This season, a bumper crop of pianists
This year promises to be an unusually fine one for those of us who love the art of the piano. Beginning with Chopin Competition winner Claire Huangci this Sunday at Festival Miami and ending next May with Lang Lang at the Arsht Center, an impressive parade of keyboard artists is making its way through South Florida.
In addition to the major, established names arriving here, including Evgeny Kissin, Garrick Ohlsson, Yefim Bronfman, Jerome Lowenthal, Jean-Yves Thibaudet and Vladimir Feltsman, there are plenty of places to hear newer players on the rise.

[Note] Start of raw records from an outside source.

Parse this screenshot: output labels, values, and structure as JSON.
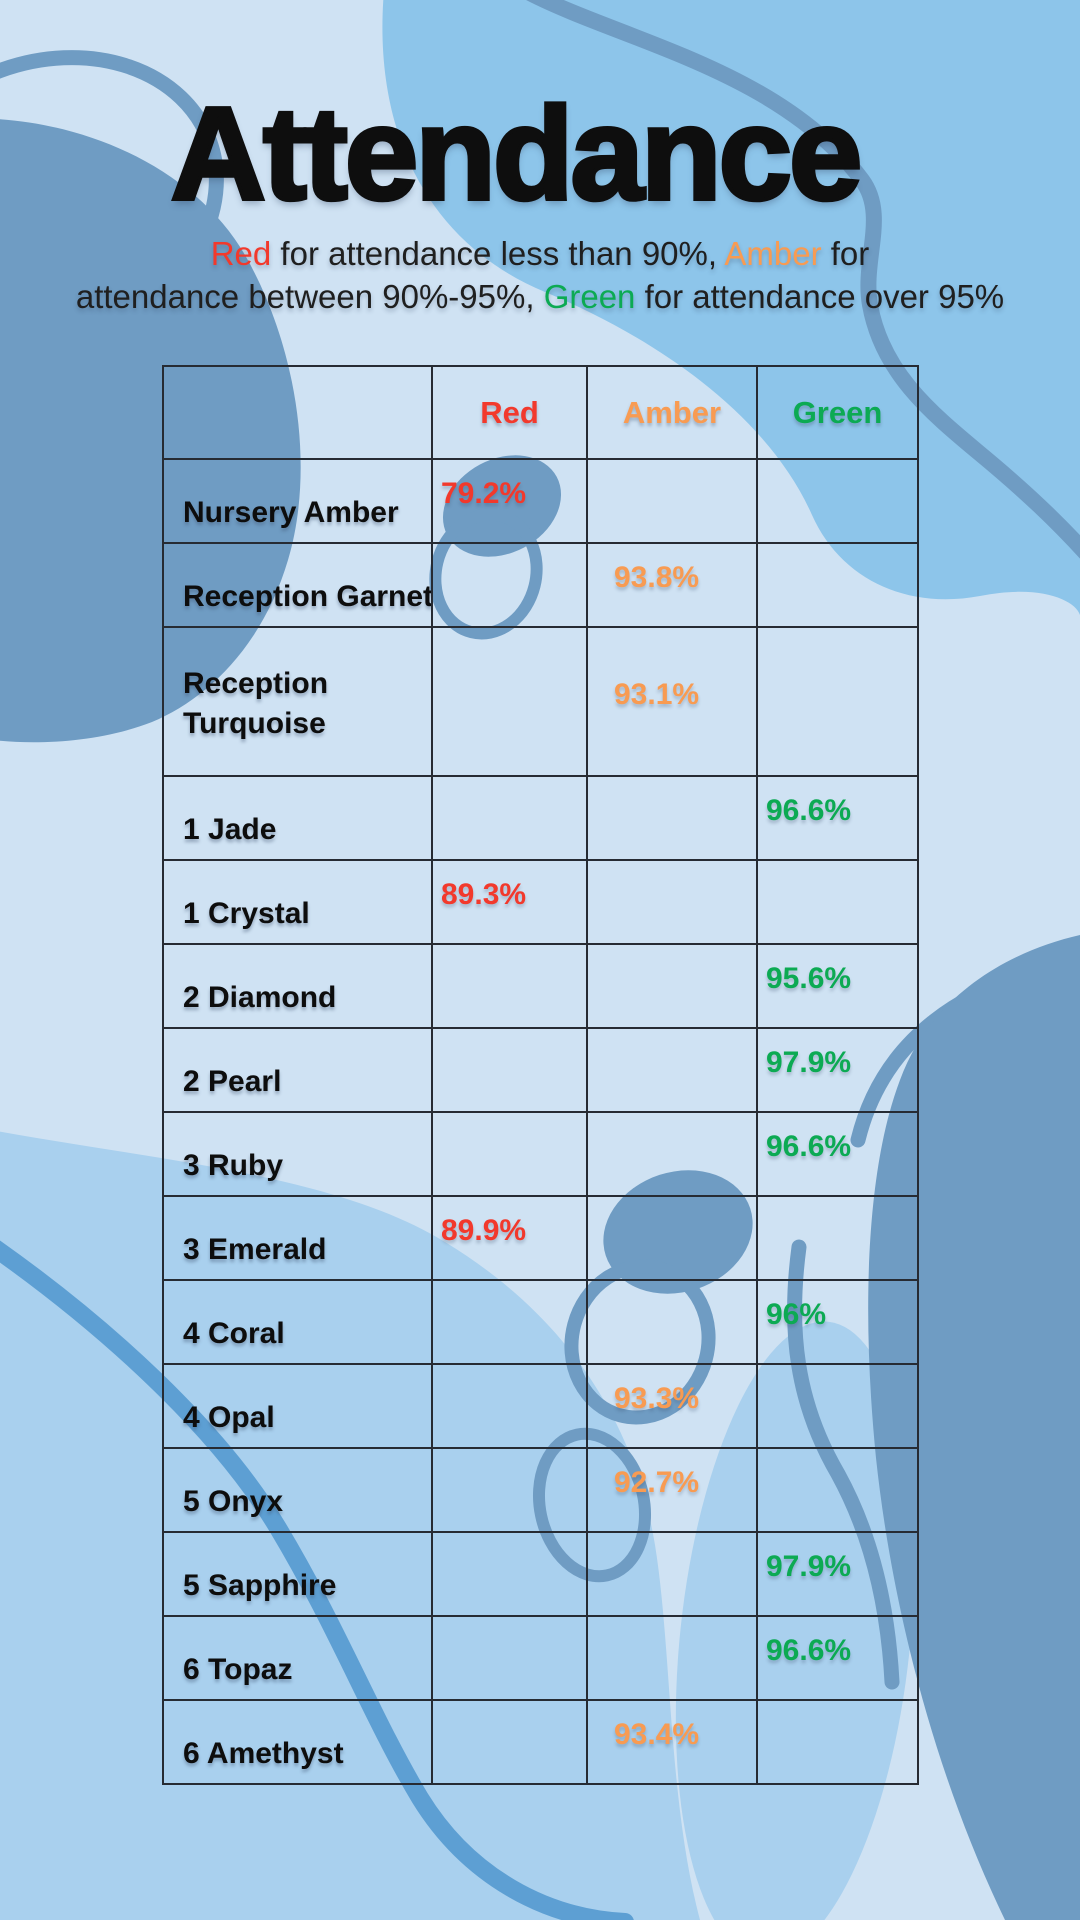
{
  "title": "Attendance",
  "subtitle": {
    "segments": [
      {
        "text": "Red",
        "color": "red"
      },
      {
        "text": " for attendance less than 90%, ",
        "color": "default"
      },
      {
        "text": "Amber",
        "color": "amber"
      },
      {
        "text": " for\nattendance between 90%-95%, ",
        "color": "default"
      },
      {
        "text": "Green",
        "color": "green"
      },
      {
        "text": " for attendance over 95%",
        "color": "default"
      }
    ]
  },
  "palette": {
    "background": "#cfe2f3",
    "blob_medium": "#8dc5ea",
    "blob_light_medium": "#a9d0ee",
    "blob_slate": "#6f9cc3",
    "stroke_blue": "#5d9fd3",
    "table_border": "#262b33",
    "ink": "#0e0e0e",
    "red": "#f2392c",
    "amber": "#f89b52",
    "green": "#0caa53"
  },
  "table": {
    "columns": [
      "",
      "Red",
      "Amber",
      "Green"
    ],
    "rows": [
      {
        "label": "Nursery Amber",
        "value": "79.2%",
        "band": "red"
      },
      {
        "label": "Reception Garnet",
        "value": "93.8%",
        "band": "amber"
      },
      {
        "label": "Reception Turquoise",
        "value": "93.1%",
        "band": "amber",
        "tall": true
      },
      {
        "label": "1 Jade",
        "value": "96.6%",
        "band": "green"
      },
      {
        "label": "1 Crystal",
        "value": "89.3%",
        "band": "red"
      },
      {
        "label": "2 Diamond",
        "value": "95.6%",
        "band": "green"
      },
      {
        "label": "2 Pearl",
        "value": "97.9%",
        "band": "green"
      },
      {
        "label": "3 Ruby",
        "value": "96.6%",
        "band": "green"
      },
      {
        "label": "3 Emerald",
        "value": "89.9%",
        "band": "red"
      },
      {
        "label": "4 Coral",
        "value": "96%",
        "band": "green"
      },
      {
        "label": "4 Opal",
        "value": "93.3%",
        "band": "amber"
      },
      {
        "label": "5 Onyx",
        "value": "92.7%",
        "band": "amber"
      },
      {
        "label": "5 Sapphire",
        "value": "97.9%",
        "band": "green"
      },
      {
        "label": "6 Topaz",
        "value": "96.6%",
        "band": "green"
      },
      {
        "label": "6 Amethyst",
        "value": "93.4%",
        "band": "amber"
      }
    ]
  }
}
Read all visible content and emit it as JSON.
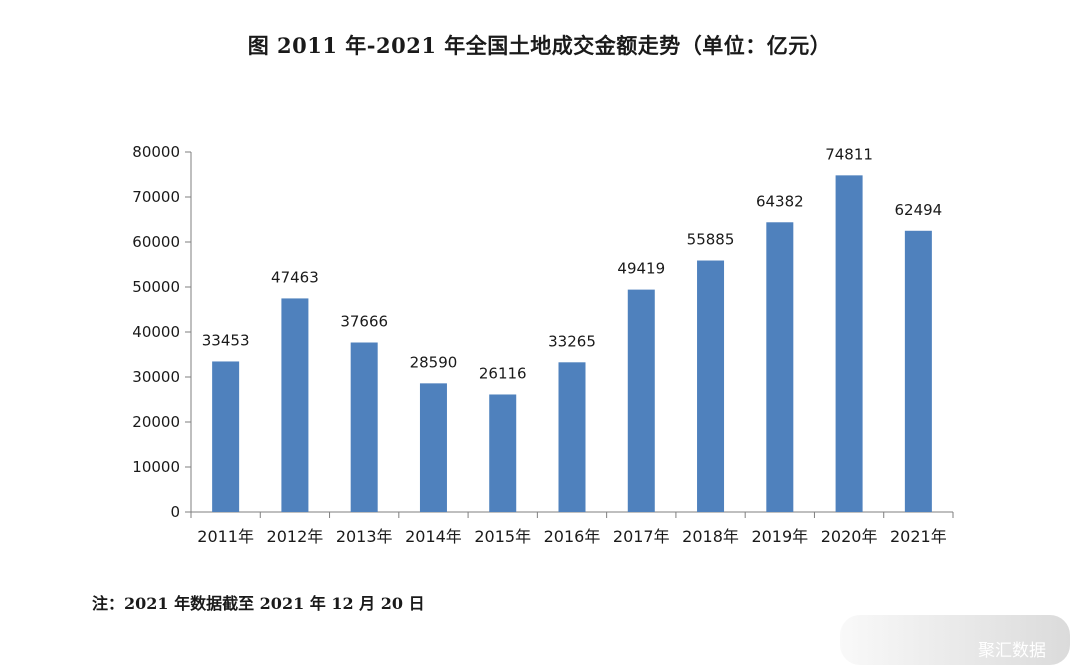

Next month, Miami’s Chopin Foundation welcomes Eduard Kunz (pictured above), who made a BBC Music Magazine list of the 10 greatest pianists of tomorrow and who’s played with a long and laudable list of fine orchestras all over Europe. He’s playing a program of Paderewski, Chopin (of course) and Liszt at his two free recitals, the first of which is on the afternoon of Nov. 5 at the Broward Main Library in Fort Lauderdale and the second on the next afternoon, Nov. 6, at Granada Presbyterian in Coral Gables.
He’s a strong player and has the kind of Romantic approach that audiences are instinctively drawn to, of which the Russian-born Kunz is able to summon easily. Many videos of his work are on YouTube, today’s indispensable research aide, and I like this one from his appearance at the Cliburn Competition in 2009: He treats these Scarlatti sonatas somewhat in the manner of Horowitz, with a melancholy intimacy that makes them as poetic as a Chopin mazurka.
Another fine pianist who is little-known in this country is Spain’s Javier Perianes, who appears this Sunday in a chamber concert at the New World Center of French music. Perianes will play in the last work on the program, the big, unjustly neglected Piano Quintet in F minor of Cesar Franck. Also on the program, to be played by New World Fellows, are pieces by Rameau (the Fifth Clavecin Concert) and Dutilleux (“Les Citations”).
On the New World’s opening program next weekend, Perianes is in the driver’s seat for the Schumann Piano Concerto. The two concerts, under Michael Tilson Thomas (Oct. 15 and 16), also include the world premiere of “Sukkot Through Orion’s Nebula,” by the American composer James Lee III. Perianes plays the Beethoven Fourth Concerto here with a strict attention to articulation, which, to me, makes the Classical-Romantic juncture at which this music lies, palpable.
And on Oct. 23, the Miami Symphony brings the young Canadian pianist Stewart Goodyear to the stage of the Knight Concert Hall for the Tchaikovsky Concerto No. 1, on a program with another major canonical work, the Fifth Symphony of Beethoven. The orchestra will also have a world premiere, as its principal trumpeter, Sam Hyken, offers an hommage to Benjamin Britten with his “Beatles’ Guide to the Orchestra.”
Goodyear is a devoted Beethoven player, and he’s particularly fond of the “Hammerklavier” Sonata, Beethoven’s longest, most experimental sonata, a huge challenge for pianists and audience alike. Here, he tosses off that bizarre fugue theme with clarity, poise and great evenness, which helps us follow the twists and turns to which Beethoven subjects it.
All of these players — though admittedly just judging by recordings — are musicians of first-class talent, and they’re only part of the first wave of a season that will put piano aficionados in their own special heaven.